5. MRCP protocol: Medical rapid prototyping CT protocol

A good-quality CT scan with clear bone edges and details is essential for a good 3D print and rapid prototyping. A protocolized approach described below helps to ensure that all scans are usable and that the delay in processing and production is minimized [8].

Pre-CT scan guidelines: It is important that all standard guidelines for performing a CT scan be followed. This includes removing any metal jewelry, non-fixed implants, zippers, or any other artifacts that may cause distortions during the scanning process. It is important that the patient is made comfortable and his/her vitals are monitored throughout the procedure. The patient should be briefed about the planned procedure and any queries should be answered. He should be specifically asked not to move during the procedure.

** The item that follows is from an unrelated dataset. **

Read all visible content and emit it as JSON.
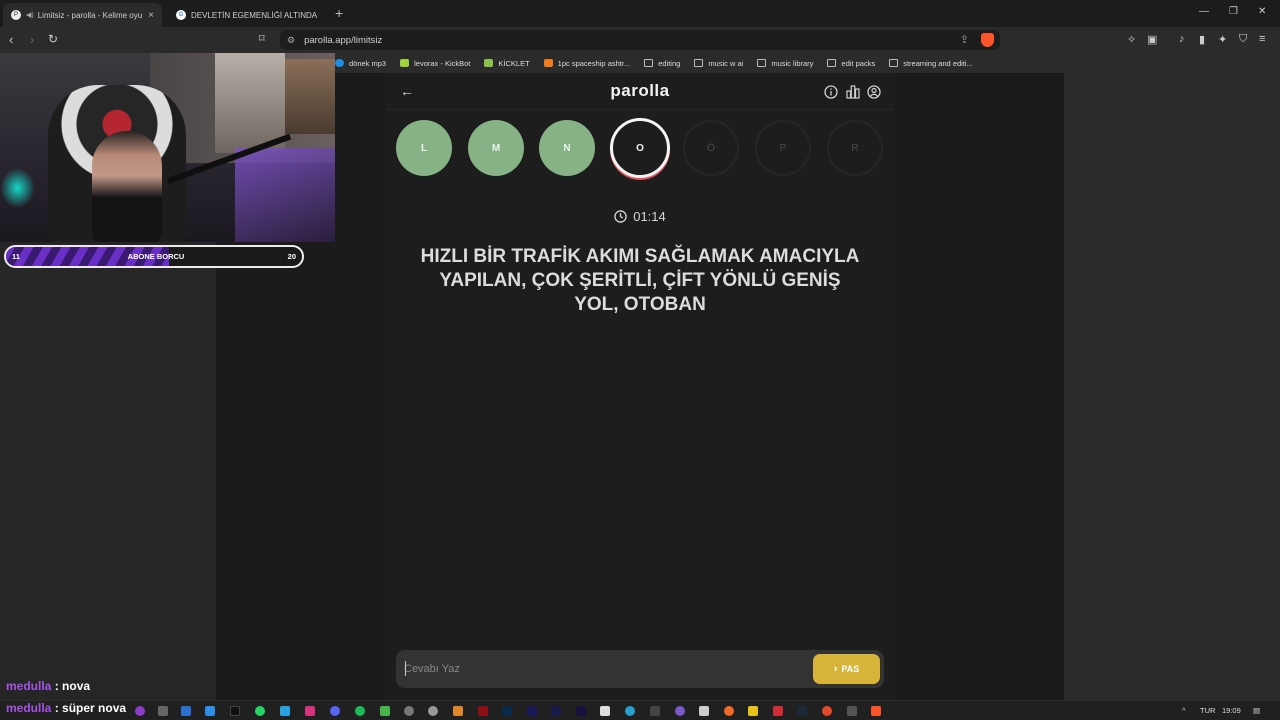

Positioning: Patient is usually placed supine with arms by the side. The position may differ depending on the area of interest. Sometimes, a marker may be placed on the contralateral side for comparison and identification – calibration. The table height should be adjusted and the area to be scanned centered in the scan field. This position should not be altered during the scanning process. Operator should also ensure that there is no gantry tilt [9].

6. CT protocols

CT protocols are described as follows:

  • Field of view (FOV): This is the region of interest and typically a small FOV measuring 12 inches × 12 inches is enough for most cases.

  • Scout: This depends on the region of interest and helps planning.

  • Region of interest (ROI) should be identified

  • Kv: Automatic

  • mAs: Usually automatic

  • Pitch: Ideally 512 × 512

  • Collimation: 1.25–1.50 mm

  • Slice thickness: Ideally 1.0–1.5; less than 2 mm

  • Slice increment: Ideally 0.625–0.75; less than 1.0 mm

  • Kernel/algorithm: Moderate/soft tissue (DO NOT use ‘bone/detail’)

7. Other tips

A typical image set includes “only one localizer image and three sets of axial images”.

No need for secondary or 3D recon images, viewer softwares, or reformats; axial 2D images are sufficient.

  • Ensure that there is no obliqueness/gantry tilt.

  • Do not reformat in coronal and sagittal planes.

  • Do not perform any lossy compression.

  • Always retain a copy of permanent archives (PACS) of raw data.

8. Limitations

As is with any new technology, there are some drawbacks of 3D POST, PSI and 3D models. The foremost being the time taken for the production of these models, which is between 24 to 48 hours. Although not very significant, these can delay surgery, specially when the case has a priority status. However, most of the time, given the fact that these are planned cases, one can procure them without any major hassles [10].

The other issue that crops up is that of cost. These models cost more than a normal CT scan. The cost is usually US$ 100 in addition to the CT scan. However, once again, as initial studies have proven, these are clearly offset by decrease in surgical time, blood loss, and most importantly improved accuracy resulting in better outcomes.

9. Future

There is continuing improvement in this field. The future developments that are on the horizon include being able to print the models with different bone density gradients. These would give surgeons an insight on where and how the bone stock is likely to fare under load and identify the best bone for implant and screw placement. Printing various types of metal and biocompatible materials is likely to pave way for newer generations of biocompatible implants [11].

10. Conclusion

A recent addition to these existing techniques is prototyping or 3D modeling. In view of their ability to be specific to a patient, they are also called patient-optimized surgical tools or POST. The process involves converting the CT scan images into a machine-printable language. These inputs are then transmitted to a 3D printing machine, which using the additive manufacturing technology, creates a life-sized model. The model can then be used to perform preoperative planning, surgical simulation, intraoperative referencing, and outcome assessment.